Despite being a young industry, I wouldn’t say the online casino business is particularly innovative – at least not as much as it could be. There has been a lot of ambitious ideas surrounding the incorporation of virtual reality into online casino games, for example, but we’ve not seen it materialize just yet. There are always a lot of bold, game-changing ideas in iGaming, which we can for example see at networking conferences, but it’s always difficult to say whether an idea will be executed successfully, considering industry figures tend to avoid taking big risks.

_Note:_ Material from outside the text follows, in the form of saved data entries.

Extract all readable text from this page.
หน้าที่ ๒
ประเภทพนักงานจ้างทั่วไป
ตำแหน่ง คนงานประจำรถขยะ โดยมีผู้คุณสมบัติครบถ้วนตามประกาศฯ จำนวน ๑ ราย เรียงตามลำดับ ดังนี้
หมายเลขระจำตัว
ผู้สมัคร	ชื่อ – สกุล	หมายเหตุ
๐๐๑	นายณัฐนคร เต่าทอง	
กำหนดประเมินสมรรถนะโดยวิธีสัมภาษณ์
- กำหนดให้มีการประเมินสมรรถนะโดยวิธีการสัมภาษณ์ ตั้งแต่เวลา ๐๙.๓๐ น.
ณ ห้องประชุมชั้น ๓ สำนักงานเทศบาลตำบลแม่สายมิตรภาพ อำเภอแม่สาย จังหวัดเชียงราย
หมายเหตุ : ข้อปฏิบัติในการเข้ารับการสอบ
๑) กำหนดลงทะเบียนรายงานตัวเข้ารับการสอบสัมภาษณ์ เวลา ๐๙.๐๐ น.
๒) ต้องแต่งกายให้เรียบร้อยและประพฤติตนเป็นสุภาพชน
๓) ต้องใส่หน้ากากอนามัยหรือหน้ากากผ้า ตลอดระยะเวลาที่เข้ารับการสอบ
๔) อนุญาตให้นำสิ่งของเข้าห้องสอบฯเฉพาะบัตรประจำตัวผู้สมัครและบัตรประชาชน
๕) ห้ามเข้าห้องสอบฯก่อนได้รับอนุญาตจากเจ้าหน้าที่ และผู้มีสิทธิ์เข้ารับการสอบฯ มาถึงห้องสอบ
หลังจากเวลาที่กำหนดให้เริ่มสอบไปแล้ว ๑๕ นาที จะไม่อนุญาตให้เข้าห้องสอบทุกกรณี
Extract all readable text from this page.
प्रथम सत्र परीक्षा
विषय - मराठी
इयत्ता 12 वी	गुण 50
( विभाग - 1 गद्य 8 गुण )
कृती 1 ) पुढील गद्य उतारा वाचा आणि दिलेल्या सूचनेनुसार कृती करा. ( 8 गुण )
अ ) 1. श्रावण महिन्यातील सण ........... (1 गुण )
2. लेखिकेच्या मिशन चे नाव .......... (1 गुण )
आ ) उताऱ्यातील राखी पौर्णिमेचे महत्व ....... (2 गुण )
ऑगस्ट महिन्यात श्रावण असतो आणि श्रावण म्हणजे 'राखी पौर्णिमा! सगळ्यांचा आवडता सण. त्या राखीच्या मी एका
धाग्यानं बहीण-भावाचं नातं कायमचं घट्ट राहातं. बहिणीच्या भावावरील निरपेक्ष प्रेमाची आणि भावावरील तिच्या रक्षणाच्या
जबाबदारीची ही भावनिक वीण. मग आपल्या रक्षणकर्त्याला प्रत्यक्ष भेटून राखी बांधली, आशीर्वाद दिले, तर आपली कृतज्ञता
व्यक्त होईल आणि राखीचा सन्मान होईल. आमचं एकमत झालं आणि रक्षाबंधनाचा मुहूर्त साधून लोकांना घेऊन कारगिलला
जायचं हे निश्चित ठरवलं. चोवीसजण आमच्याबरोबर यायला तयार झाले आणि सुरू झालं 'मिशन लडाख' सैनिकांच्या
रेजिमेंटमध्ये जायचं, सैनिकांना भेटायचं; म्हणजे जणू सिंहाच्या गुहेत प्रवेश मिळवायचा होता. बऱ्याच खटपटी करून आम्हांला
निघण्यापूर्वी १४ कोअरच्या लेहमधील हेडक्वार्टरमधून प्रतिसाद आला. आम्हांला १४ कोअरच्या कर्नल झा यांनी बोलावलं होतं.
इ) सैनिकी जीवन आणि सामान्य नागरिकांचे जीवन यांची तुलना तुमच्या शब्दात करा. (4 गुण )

One thing we’re likely to see more of is the increase of mobile site designs. In the recent past, it was typical that you focused on desktop first and then created a mobile-compatible version of your site. Nowadays, it’s quickly becoming the norm to do things the other way around, and more and more functionalities of a mobile design are incorporated into the overall site design. There are lots of benefits to this, especially as an online casino.

As far as pure marketing goes, we’re seeing in general that social media is playing a bigger role in all sorts of industries. Twitch and YouTube are becoming big marketing tools, for example – as well as influencer marketing. We like to be creative with our marketing and are definitely looking at more ways to use social media and other popular platforms to get our brand out there.